I Màelstrom sono un’oscura band americana che nel 1973
incise questo album all’insegna del prog più sperimentale
ed evoluto, sulla scia di gruppi come Gentle Giant, Soft Machine ed
Henry Cow, ma attento anche a musicisti classici come Stravinsky e
Holst e alla musicalità immaginifica degli Yes. Il disco però
è stato stampato solo nel 1990 circa da una piccola label ed
è ormai introvabile, oggi la Black Widow finalmente ristampa
il lavoro e soprattutto gli dona la dignità del vinile, il
formato più degno per questa gemma ingiustamente dimenticata
al tempo in cui venne prodotta. A questo punto bisognerebbe aprire
una parentesi sul prog americano, questo grande sconosciuto, che vanta
alcune gemme degne di attenzione, certo sono tutte band da cercare
con pazienza e costanza, ma che offrono grandi emozioni e non sto
parlando dei soliti Dream Theater o degli Spock’s Beard, ma
di formazioni settantiane.
Comunque non è questo lo spazio ed è opportuno a questo
punto addentrarci nei meandri di questo disco sorprendente. “Ceres”

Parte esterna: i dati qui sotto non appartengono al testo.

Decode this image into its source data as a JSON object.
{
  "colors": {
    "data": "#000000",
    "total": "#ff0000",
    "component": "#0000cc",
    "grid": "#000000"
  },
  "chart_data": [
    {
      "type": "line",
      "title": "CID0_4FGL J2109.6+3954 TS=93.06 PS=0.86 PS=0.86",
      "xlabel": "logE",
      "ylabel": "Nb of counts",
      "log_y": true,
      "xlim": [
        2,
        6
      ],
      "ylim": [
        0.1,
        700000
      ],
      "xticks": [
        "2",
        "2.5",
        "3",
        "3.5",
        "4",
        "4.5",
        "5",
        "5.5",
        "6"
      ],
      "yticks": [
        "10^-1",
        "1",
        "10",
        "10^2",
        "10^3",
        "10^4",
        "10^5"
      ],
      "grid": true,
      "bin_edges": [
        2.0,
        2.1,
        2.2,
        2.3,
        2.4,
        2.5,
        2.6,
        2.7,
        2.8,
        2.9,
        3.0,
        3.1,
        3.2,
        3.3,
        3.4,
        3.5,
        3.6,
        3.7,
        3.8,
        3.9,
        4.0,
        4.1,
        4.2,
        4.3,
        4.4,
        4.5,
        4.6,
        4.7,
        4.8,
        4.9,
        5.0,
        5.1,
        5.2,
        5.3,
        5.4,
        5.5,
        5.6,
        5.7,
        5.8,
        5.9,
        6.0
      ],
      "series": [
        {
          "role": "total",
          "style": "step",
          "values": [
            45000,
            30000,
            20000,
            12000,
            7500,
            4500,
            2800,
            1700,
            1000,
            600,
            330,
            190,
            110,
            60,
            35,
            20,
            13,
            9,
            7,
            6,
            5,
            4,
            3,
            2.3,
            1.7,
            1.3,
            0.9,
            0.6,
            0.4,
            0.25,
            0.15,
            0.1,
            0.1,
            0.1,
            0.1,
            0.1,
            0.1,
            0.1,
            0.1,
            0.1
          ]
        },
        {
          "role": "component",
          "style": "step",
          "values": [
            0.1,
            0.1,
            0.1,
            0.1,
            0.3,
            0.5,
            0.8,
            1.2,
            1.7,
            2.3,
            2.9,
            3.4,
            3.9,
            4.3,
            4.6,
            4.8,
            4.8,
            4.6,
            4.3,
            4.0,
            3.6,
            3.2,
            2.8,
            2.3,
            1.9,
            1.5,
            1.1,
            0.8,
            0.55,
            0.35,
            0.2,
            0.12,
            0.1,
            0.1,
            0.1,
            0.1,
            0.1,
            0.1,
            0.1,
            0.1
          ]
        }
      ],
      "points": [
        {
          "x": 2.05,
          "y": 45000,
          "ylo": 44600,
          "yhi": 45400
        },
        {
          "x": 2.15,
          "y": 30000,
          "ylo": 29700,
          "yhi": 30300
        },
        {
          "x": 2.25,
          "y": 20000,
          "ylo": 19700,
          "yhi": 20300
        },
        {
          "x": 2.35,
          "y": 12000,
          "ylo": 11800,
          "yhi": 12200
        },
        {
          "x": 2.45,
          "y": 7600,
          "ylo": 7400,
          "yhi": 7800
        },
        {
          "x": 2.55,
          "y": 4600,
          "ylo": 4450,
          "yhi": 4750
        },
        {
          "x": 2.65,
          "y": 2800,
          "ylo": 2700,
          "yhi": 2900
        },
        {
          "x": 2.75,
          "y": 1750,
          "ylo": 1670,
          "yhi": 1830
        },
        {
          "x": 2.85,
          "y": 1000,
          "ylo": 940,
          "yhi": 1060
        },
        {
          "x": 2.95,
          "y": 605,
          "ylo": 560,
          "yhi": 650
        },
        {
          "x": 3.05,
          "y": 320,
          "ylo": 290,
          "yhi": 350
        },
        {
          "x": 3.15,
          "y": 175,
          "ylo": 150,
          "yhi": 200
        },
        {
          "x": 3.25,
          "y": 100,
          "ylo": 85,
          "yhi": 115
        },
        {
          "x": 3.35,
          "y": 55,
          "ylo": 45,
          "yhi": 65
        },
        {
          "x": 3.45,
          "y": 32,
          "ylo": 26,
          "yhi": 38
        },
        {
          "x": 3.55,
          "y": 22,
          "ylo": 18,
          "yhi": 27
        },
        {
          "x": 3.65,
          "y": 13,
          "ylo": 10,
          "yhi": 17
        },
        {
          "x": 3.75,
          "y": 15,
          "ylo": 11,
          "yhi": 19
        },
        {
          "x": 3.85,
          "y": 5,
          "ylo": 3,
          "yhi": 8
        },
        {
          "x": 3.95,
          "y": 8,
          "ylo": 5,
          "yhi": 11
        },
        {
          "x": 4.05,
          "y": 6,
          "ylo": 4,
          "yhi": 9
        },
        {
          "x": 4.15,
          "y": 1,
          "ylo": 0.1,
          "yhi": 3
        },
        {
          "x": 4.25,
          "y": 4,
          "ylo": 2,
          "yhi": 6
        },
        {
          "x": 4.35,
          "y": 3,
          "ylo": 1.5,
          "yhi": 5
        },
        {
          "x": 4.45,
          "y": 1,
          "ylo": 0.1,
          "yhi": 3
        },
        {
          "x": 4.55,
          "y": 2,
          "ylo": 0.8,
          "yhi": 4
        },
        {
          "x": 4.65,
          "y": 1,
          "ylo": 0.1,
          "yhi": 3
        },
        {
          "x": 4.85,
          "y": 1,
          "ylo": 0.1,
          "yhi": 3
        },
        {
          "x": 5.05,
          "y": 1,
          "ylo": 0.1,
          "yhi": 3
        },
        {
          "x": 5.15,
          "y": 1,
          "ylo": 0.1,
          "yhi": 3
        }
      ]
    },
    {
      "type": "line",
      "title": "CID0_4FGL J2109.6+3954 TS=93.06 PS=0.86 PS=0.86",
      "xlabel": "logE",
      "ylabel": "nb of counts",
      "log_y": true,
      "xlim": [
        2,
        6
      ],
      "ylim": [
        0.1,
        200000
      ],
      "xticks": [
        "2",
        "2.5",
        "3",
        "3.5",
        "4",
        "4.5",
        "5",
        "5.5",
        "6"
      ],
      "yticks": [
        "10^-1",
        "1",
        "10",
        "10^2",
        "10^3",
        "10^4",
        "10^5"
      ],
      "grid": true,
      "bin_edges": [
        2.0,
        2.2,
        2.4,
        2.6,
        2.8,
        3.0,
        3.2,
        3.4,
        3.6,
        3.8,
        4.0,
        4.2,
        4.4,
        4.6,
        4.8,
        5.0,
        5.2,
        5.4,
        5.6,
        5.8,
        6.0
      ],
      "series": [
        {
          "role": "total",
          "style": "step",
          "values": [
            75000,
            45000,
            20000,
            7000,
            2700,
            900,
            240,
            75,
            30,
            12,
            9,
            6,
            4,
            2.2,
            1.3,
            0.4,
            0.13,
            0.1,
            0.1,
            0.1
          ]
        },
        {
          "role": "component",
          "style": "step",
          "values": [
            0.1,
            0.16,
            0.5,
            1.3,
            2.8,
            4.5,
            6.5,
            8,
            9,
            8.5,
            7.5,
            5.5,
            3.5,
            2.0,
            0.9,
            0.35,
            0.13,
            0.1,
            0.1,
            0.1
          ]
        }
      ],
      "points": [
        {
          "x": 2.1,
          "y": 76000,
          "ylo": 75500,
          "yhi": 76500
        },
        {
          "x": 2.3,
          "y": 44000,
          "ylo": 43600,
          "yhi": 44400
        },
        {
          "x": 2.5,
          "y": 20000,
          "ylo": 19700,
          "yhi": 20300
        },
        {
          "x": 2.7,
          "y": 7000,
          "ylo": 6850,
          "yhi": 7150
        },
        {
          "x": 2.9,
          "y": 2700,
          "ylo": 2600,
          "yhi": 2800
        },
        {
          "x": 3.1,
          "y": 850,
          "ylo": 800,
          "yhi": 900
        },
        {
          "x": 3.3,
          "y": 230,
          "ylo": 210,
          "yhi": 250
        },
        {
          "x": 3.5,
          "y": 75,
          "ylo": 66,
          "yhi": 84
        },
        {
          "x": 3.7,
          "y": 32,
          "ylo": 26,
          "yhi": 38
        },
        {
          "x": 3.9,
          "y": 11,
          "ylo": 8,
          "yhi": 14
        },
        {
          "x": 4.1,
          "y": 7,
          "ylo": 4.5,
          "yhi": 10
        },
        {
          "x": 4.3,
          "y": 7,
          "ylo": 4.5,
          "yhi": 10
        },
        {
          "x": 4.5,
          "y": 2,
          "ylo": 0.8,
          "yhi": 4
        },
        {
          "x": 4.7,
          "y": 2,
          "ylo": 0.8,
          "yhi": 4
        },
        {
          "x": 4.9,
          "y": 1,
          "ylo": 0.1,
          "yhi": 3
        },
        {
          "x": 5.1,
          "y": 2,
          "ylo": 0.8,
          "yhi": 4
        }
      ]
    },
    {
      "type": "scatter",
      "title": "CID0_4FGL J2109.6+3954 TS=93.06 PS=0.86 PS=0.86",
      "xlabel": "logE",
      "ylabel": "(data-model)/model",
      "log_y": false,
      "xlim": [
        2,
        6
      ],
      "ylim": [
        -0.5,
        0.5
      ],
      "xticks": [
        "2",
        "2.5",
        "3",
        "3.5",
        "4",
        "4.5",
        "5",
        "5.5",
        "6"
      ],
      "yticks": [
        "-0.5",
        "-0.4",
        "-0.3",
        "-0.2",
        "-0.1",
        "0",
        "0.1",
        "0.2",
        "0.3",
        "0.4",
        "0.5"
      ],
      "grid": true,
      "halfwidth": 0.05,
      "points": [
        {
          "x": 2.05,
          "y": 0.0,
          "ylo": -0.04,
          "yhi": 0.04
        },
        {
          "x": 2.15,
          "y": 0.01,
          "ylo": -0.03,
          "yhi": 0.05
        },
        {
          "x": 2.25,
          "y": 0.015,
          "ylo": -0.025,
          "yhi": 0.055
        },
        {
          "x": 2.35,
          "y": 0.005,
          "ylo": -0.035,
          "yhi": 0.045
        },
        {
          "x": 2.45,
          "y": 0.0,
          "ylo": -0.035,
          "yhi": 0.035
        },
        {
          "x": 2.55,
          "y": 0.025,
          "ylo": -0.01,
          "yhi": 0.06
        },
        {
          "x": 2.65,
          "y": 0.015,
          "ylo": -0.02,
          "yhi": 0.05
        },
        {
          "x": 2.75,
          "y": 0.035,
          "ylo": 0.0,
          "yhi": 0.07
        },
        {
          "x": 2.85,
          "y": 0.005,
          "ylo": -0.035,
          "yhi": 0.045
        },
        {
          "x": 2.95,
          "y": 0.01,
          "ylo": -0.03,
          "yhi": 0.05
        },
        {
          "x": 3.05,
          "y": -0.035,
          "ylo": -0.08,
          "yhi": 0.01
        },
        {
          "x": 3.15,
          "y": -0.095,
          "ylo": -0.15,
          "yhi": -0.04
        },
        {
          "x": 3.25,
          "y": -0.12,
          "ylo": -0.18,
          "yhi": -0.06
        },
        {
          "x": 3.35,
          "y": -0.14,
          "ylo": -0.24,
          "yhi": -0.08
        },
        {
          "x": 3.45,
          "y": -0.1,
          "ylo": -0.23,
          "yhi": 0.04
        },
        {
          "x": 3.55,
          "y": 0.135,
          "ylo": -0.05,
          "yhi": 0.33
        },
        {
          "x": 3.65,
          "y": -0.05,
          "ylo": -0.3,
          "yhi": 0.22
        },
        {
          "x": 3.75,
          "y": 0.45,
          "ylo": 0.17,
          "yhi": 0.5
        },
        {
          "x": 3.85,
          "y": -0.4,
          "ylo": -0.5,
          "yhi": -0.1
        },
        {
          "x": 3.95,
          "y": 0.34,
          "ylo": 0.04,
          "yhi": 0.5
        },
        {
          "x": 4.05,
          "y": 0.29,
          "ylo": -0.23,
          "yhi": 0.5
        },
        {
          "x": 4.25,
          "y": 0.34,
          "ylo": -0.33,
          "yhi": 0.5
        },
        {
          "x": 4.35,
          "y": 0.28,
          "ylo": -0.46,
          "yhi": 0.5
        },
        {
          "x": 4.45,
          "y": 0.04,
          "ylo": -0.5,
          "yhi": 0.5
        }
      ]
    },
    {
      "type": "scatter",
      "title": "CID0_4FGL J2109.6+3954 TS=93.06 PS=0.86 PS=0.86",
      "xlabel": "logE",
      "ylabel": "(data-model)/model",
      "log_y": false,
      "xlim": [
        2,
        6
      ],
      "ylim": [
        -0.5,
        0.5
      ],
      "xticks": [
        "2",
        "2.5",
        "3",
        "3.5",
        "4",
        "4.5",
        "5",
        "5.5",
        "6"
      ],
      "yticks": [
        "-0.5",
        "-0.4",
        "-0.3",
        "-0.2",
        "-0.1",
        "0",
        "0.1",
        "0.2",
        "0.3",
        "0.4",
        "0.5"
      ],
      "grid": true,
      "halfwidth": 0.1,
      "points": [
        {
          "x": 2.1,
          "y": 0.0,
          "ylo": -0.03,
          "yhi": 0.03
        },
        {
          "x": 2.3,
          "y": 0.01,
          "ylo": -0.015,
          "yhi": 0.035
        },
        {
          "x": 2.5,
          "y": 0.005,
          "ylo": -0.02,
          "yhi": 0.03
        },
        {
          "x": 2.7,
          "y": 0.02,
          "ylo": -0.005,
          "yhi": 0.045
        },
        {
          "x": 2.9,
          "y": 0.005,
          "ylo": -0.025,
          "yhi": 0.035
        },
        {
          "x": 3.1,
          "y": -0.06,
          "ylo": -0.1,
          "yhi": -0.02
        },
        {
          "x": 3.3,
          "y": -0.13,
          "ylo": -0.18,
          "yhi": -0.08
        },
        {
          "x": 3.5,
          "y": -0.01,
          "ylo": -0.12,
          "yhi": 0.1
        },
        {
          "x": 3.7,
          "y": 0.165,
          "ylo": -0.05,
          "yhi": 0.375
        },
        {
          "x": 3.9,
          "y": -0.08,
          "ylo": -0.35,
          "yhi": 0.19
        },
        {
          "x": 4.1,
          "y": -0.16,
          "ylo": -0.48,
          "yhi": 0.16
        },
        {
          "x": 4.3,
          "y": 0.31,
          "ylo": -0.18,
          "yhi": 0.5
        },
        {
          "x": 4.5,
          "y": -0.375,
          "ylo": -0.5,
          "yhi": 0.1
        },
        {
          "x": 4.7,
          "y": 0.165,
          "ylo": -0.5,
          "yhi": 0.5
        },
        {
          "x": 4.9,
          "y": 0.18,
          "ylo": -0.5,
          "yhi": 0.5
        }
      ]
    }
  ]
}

apre il disco con una partitura sognante, vagamente californiana,
ma subito entrano delle avvisaglie grandiose e un hammond si insinua
malandrino, un mix di psichedelica e di rock sinfonico che fa subito
volare la fantasia, poi entra anche il flauto e tutto assume l’aspetto
di un prog molto classico, del resto siamo nel ’73, ma tutto
è molto cangiante e nel pezzo ci sono mutazioni continue. E
cosa dire del vibrafono che domina l’avvio di “In Memory”,
certi suoni non possono non risvegliare in noi desideri arditi, ma
ad un certo punto il brano sembra diventare un racconto fantasy messo
in musica e a questo punto il godimento è massimo, se chiudo
gli occhi mi sembra di vedere degli hobbit che zampettano nella stanza!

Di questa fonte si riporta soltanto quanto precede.